Taking the stage for this year’s revue were Tanika Charles, Miss Emily, Angelique Francis, Raha Javanfar, Taborah Johnson, Ellen McIlwaine and Melissa McClelland, backed by an all-star, all-women house band. On paper it was hard not to wonder how these seven diverse Canadian performers would mesh playing back-to-back, but the result was seamless – a night of raw, leave-it-all-on-the-stage music. 

Part of the smoothness was created by the night’s host, CBC’s Angeline Tetteh-Wayoe. With fabulous wit and timing, she ushered each performer off and on the stage for their three-song set while beguiling the audiences with stories about Johnson’s pre-show pedicure and Janafar’s homemade sauce available for purchase in the lobby


Jag Gundu / Roy Thomson Hall

Miss Emily

Miss Emily, just off the release of her latest album, In Between, got the crowd warmed up with gospel-infused blues tracks Hold Back The River and Sometimes It’s Better To Lose, before tearfully (happy tears) ending off with a raucous version of The Letter. Charles then lit up the stage with tracks off her sophomore release, The Gumption. Her music came alive, reminding us why she’s often called soul’s hidden gem.


Jag Gundu / Roy Thomson Hall

Tanika Charles

Javanfar, normally the leader of Bad Luck Woman & Her Misfortunes, growled and roared like a true rock star. She shouted out the Black blues women who created the genre and inspired her sound and band. The double bass and harmonica playing Angelique Francis was the one performer to ignite a theatre-wide dance party. The Ottawa native oozes star power and has an expressive, meme-ready performance style.

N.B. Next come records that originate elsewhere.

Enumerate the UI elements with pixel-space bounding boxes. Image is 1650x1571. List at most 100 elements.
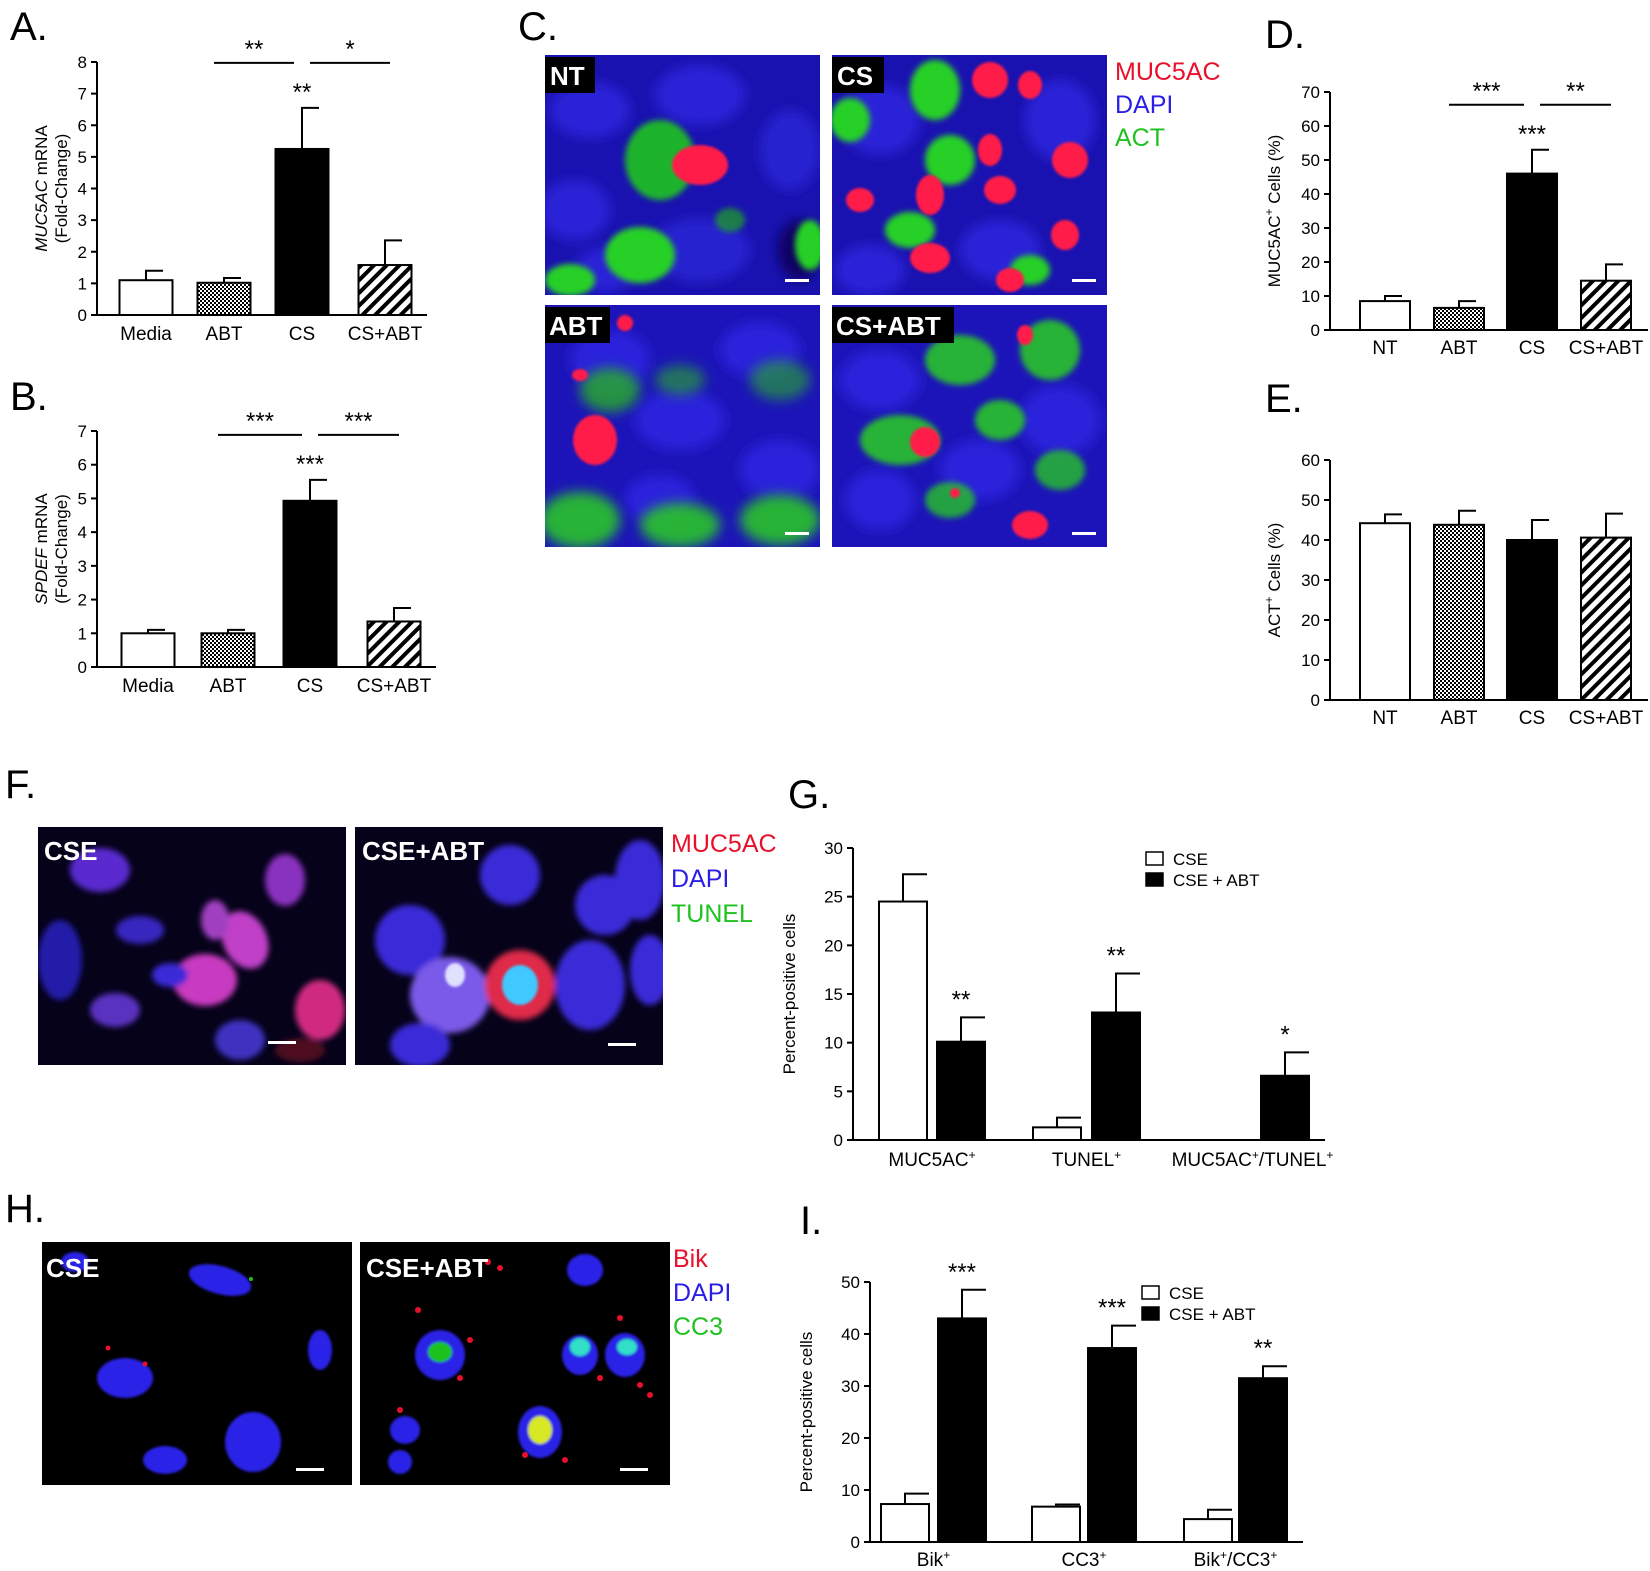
category-label: CS bbox=[289, 324, 315, 345]
category-label: CC3+ bbox=[1061, 1548, 1106, 1571]
y-tick-label: 60 bbox=[1301, 451, 1320, 470]
tile-label-c-nt: NT bbox=[550, 61, 585, 91]
bar-cse-abt bbox=[1087, 1347, 1137, 1544]
micrograph-h-cse bbox=[42, 1242, 352, 1485]
y-tick-label: 0 bbox=[78, 658, 87, 677]
channel-label-f-1: DAPI bbox=[671, 865, 729, 893]
category-label: CS+ABT bbox=[1569, 708, 1644, 729]
y-tick-label: 2 bbox=[78, 243, 87, 262]
bar-cse-abt bbox=[1091, 1011, 1141, 1142]
y-tick-label: 5 bbox=[78, 148, 87, 167]
y-tick-label: 20 bbox=[1301, 253, 1320, 272]
y-tick-label: 0 bbox=[851, 1533, 860, 1552]
category-label: ABT bbox=[1441, 708, 1478, 729]
green-dot bbox=[249, 1277, 253, 1281]
bar-cs-abt bbox=[1580, 536, 1632, 701]
bar-nt bbox=[1359, 522, 1411, 702]
panel-letter-e: E. bbox=[1265, 377, 1303, 421]
y-tick-label: 20 bbox=[841, 1429, 860, 1448]
legend-label: CSE bbox=[1169, 1284, 1204, 1303]
category-label: CS bbox=[1519, 338, 1545, 359]
panel-letter-i: I. bbox=[800, 1199, 822, 1243]
scale-bar bbox=[1072, 279, 1096, 282]
bar-cs-abt bbox=[366, 620, 422, 669]
y-tick-label: 30 bbox=[1301, 571, 1320, 590]
category-label: CS+ABT bbox=[348, 324, 423, 345]
y-tick-label: 10 bbox=[1301, 287, 1320, 306]
significance-stars: *** bbox=[1098, 1295, 1126, 1322]
category-label: ABT bbox=[1441, 338, 1478, 359]
legend-swatch bbox=[1141, 1306, 1160, 1321]
y-tick-label: 10 bbox=[824, 1034, 843, 1053]
category-label: Media bbox=[120, 324, 172, 345]
tile-label-bg bbox=[832, 57, 884, 93]
channel-label-f-2: TUNEL bbox=[671, 900, 753, 928]
y-tick-label: 6 bbox=[78, 456, 87, 475]
bar-cse bbox=[878, 900, 928, 1141]
y-tick-label: 4 bbox=[78, 523, 87, 542]
category-label: CS+ABT bbox=[1569, 338, 1644, 359]
red-dot bbox=[105, 1345, 111, 1351]
y-tick-label: 50 bbox=[1301, 151, 1320, 170]
category-label: MUC5AC+ bbox=[888, 1148, 975, 1171]
scale-bar bbox=[608, 1043, 636, 1046]
chart-b-spdef-mrna: 0 1 2 3 4 5 6 7 SPDEF mRNA (Fold-Change) Media ABT C… bbox=[32, 408, 436, 697]
bar-cse-abt bbox=[936, 1040, 986, 1142]
panel-letter-f: F. bbox=[5, 763, 36, 807]
y-tick-label: 7 bbox=[78, 85, 87, 104]
bar-cse bbox=[1183, 1518, 1233, 1543]
y-tick-label: 6 bbox=[78, 116, 87, 135]
bar-media bbox=[120, 632, 176, 668]
y-tick-label: 1 bbox=[78, 624, 87, 643]
y-axis-label: SPDEF mRNA bbox=[32, 493, 51, 605]
y-tick-label: 4 bbox=[78, 180, 87, 199]
red-dot bbox=[142, 1361, 148, 1367]
comparison-stars: ** bbox=[245, 36, 264, 63]
y-tick-label: 3 bbox=[78, 211, 87, 230]
micrograph-h-cse-abt bbox=[360, 1242, 670, 1485]
panel-letter-g: G. bbox=[788, 773, 830, 817]
y-tick-label: 0 bbox=[78, 306, 87, 325]
category-label: ABT bbox=[206, 324, 243, 345]
y-tick-label: 60 bbox=[1301, 117, 1320, 136]
micrograph-f-cse bbox=[38, 827, 346, 1065]
y-axis-label: MUC5AC+ Cells (%) bbox=[1262, 135, 1284, 287]
category-label: CS bbox=[297, 676, 323, 697]
bar-cse-abt bbox=[1260, 1074, 1310, 1142]
micrograph-c-abt bbox=[545, 305, 820, 547]
significance-stars: ** bbox=[1254, 1335, 1273, 1362]
bar-cse bbox=[1031, 1505, 1081, 1544]
legend-label: CSE + ABT bbox=[1169, 1305, 1255, 1324]
significance-stars: ** bbox=[1107, 943, 1126, 970]
bar-cse bbox=[1032, 1126, 1082, 1142]
y-tick-label: 30 bbox=[841, 1377, 860, 1396]
y-axis-label-2: (Fold-Change) bbox=[52, 134, 71, 244]
category-label: TUNEL+ bbox=[1052, 1148, 1121, 1171]
channel-label-c-1: DAPI bbox=[1115, 91, 1173, 119]
tile-label-f-cse: CSE bbox=[44, 836, 97, 866]
y-tick-label: 50 bbox=[1301, 491, 1320, 510]
tile-label-h-cse: CSE bbox=[46, 1253, 99, 1283]
y-tick-label: 5 bbox=[834, 1082, 843, 1101]
bar-cse-abt bbox=[1238, 1377, 1288, 1543]
channel-label-c-0: MUC5AC bbox=[1115, 58, 1221, 86]
comparison-stars: *** bbox=[344, 408, 372, 435]
y-tick-label: 8 bbox=[78, 53, 87, 72]
bar-cse-abt bbox=[937, 1317, 987, 1544]
scale-bar bbox=[785, 279, 809, 282]
y-tick-label: 20 bbox=[1301, 611, 1320, 630]
category-label: NT bbox=[1372, 338, 1398, 359]
bar-abt bbox=[1433, 523, 1485, 701]
panel-letter-d: D. bbox=[1265, 13, 1305, 57]
y-tick-label: 0 bbox=[1311, 321, 1320, 340]
bar-cs bbox=[274, 147, 330, 316]
bar-nt bbox=[1359, 300, 1411, 332]
y-axis-label: Percent-positive cells bbox=[797, 1332, 816, 1493]
legend-swatch bbox=[1145, 872, 1164, 887]
legend-label: CSE + ABT bbox=[1173, 871, 1259, 890]
micrograph-c-cs bbox=[832, 55, 1107, 295]
significance-stars: ** bbox=[293, 79, 312, 106]
channel-label-h-2: CC3 bbox=[673, 1313, 723, 1341]
category-label: ABT bbox=[210, 676, 247, 697]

While Francis’s party energy was a hard act to follow, the dirty funk of Ellen McIlwaine did just that, entrancing audiences with brilliant guitar playing that’s earned her the nickname “the goddess of slide.” “Nobody else does this,” McIlwaine said of the long-running event. “I’m so proud of Canada for being supportive of the blues.” 


Jag Gundu / Roy Thomson Hall

The house band.

But the night had one side-eye moment. The entertaining showstopper Taborah Johnson, whose motto is “catch me live or catch me not at all,” had one “know your audience” flub while segueing into her second song, It’s Nobody’s Fault But Mine, by shouting out its songwriter, Blind Willie Johnson. “This is a song written by a Johnson,” she said. “Not one of my Johnsons. But you know, n***s – Johnson’s like Smith to us.” The throwaway n-word fell flat despite some chuckles. It felt unwelcome in the room, especially to me, one of the few Black people in the mainly white audience. 

This show concluded with the captivating songs of Melissa McClelland. Performing with the Toronto Blues Society for the first time, though she’s had an open invitation for years, McClelland pulled out tracks she hasn’t performed in years, such as 2009’s God Loves Me. She also had the most memorable moment of the night by unplugging herself and the band, turning off all the lights and singing in the dark amidst the audience. It was an ode to the Toronto summer blackout of 2003, which inspired her track When The Lights Went Off In Hogtown. It was a moving and poignant ending to a powerful night of music.